We must see that it is foolish, sinful, and suicidal to destroy the health of nature for the sake of an economy that is really not an economy at all but merely a financial system, one that is unnatural, undemocratic, sacrilegious, and ephemeral. We must see the error of our effort to live by fire, by burning the world in order to live in it.

—Wendell Berry, “Conservation and Local Economy,” in The Art of the Commonplace: The Agrarian Essays of Wendell Berry (2002), p. 201

Quote: It’s up to you to write it (Dillard)

March 24th, 2006  |  Published in Writing, Quotes

Why do you never find anything written about that idiosyncratic thought you advert to, about your fascination with something no one else understands? Because it is up to you. There is something you find interesting, for a reason hard to explain. It is hard to explain because you have never read it on any page; there you begin. You were made and set here to give voice to this, your own astonishment.

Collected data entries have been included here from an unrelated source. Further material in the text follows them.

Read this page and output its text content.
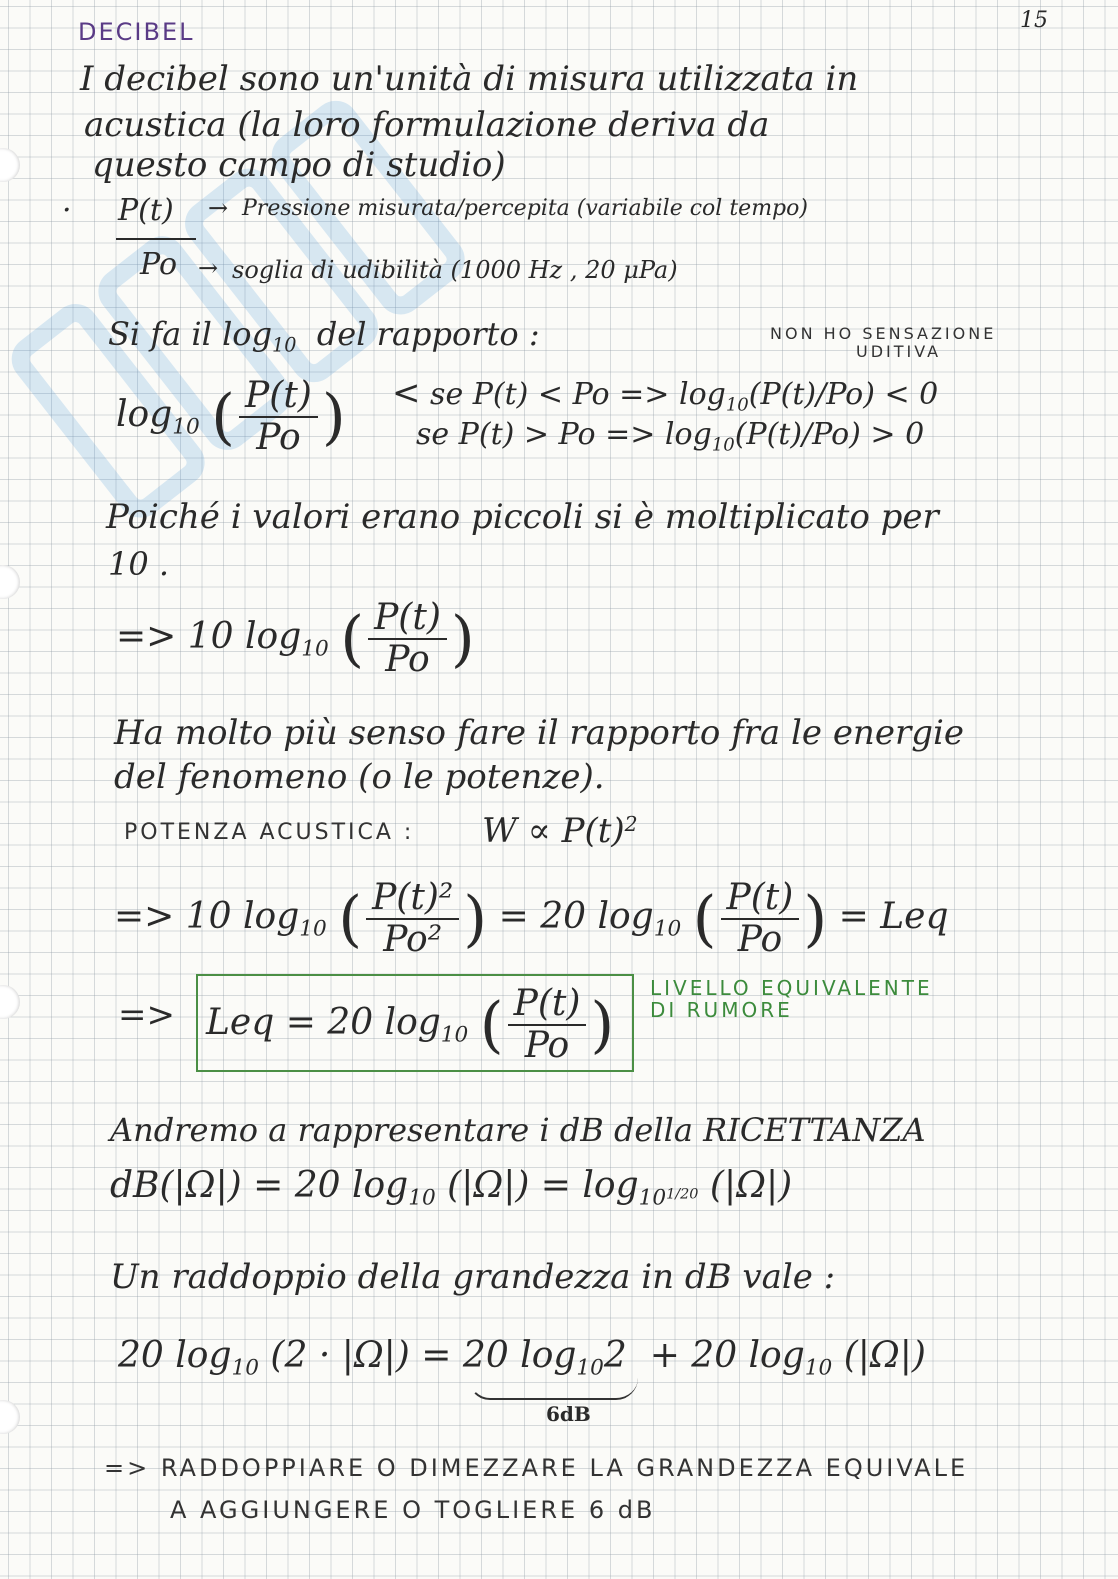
DECIBEL	15
I decibel sono un'unità di misura utilizzata in
acustica (la loro formulazione deriva da
questo campo di studio)
· P(t)
Po
→ Pressione misurata/percepita (variabile col tempo)
→ soglia di udibilità (1000 Hz , 20 μPa)
Si fa il $\log_{10}$ del rapporto :	NON HO SENSAZIONE
UDITIVA
$\log_{10}$ ( $\frac{P(t)}{Po}$ ) < se $P(t) < Po => \log_{10}(P(t)/Po) < 0$
se $P(t) > Po => \log_{10}(P(t)/Po) > 0$
Poiché i valori erano piccoli si è moltiplicato per
10 .
=> 10 $\log_{10}$ ( $\frac{P(t)}{Po}$ )
Ha molto più senso fare il rapporto fra le energie
del fenomeno (o le potenze).
POTENZA ACUSTICA : $W \propto P(t)^2$
=> 10 $\log_{10}$ ( $\frac{\text{P(t)²}}{\text{Po²}}$ ) = 20 $\log_{10}$ ( $\frac{P(t)}{Po}$ ) = Leq
=> Leq = 20 $\log_{10}$ ( $\frac{P(t)}{Po}$ )
LIVELLO EQUIVALENTE
DI RUMORE
Andremo a rappresentare i dB della RICETTANZA
dB(|Ω|) = 20 $\log_{10} (|\Omega|) = \log_{10}1/20$ (|Ω|)
Un raddoppio della grandezza in dB vale :
20 $\log_{10} (2 \cdot |\Omega|) = 20$ $\log_{10}2 + 20$ $\log_{10} (|\Omega|)$
6dB
=> RADDOPPIARE O DIMEZZARE LA GRANDEZZA EQUIVALE
A AGGIUNGERE O TOGLIERE 6 dB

—Annie Dillard, The Writing Life (1989), pp. 67-68

Quote: The victory of industrialism over Luddism (Berry)

March 23rd, 2006  |  Published in Agrarianism, Quotes, Technology

The victory of industrialism over Luddism was thus overwhelming and unconditional; it was undoubtedly the most complete, significant, and lasting victory of modern times. And so one must wonder at the intensity with which any suggestion of Luddism still is feared and hated. To this day, if you say you would be willing to forbid, restrict, or reduce the use of technological devices in order to protect the community—or to protect the good health of nature on which the community depends—you will be called a Luddite, and it will not be a compliment. To say that the community is more important than machines is certainly Christian and certainly democratic, but it is also Luddism and therefore not to be tolerated….

—Wendell Berry, “Sex, Economy, Freedom, and Community,” in The Art of the Commonplace: The Agrarian Essays of Wendell Berry (2002), pp. 168-169

The Ultimate Savings Guide

March 22nd, 2006  |  Published in Consumerism, Life, Economics

The Ultimate Savings Guide

There are some good tips in these articles. Obviously, the easiest way to save money is to spend less. Unfortunately, many of us have a tough time doing that. It’s also important to buy quality products and reusable products. They also give tips on how to “survive” on only one income. Yes, it is possible!

(via HNBP)

Quote: Good days, good lives (Dillard)

March 22nd, 2006  |  Published in Life, Books & Reading, Quotes

There is no shortage of good days. It is good lives that are hard to come by…. Who would call a day spent reading a good day? But a life spent reading—that is a good life.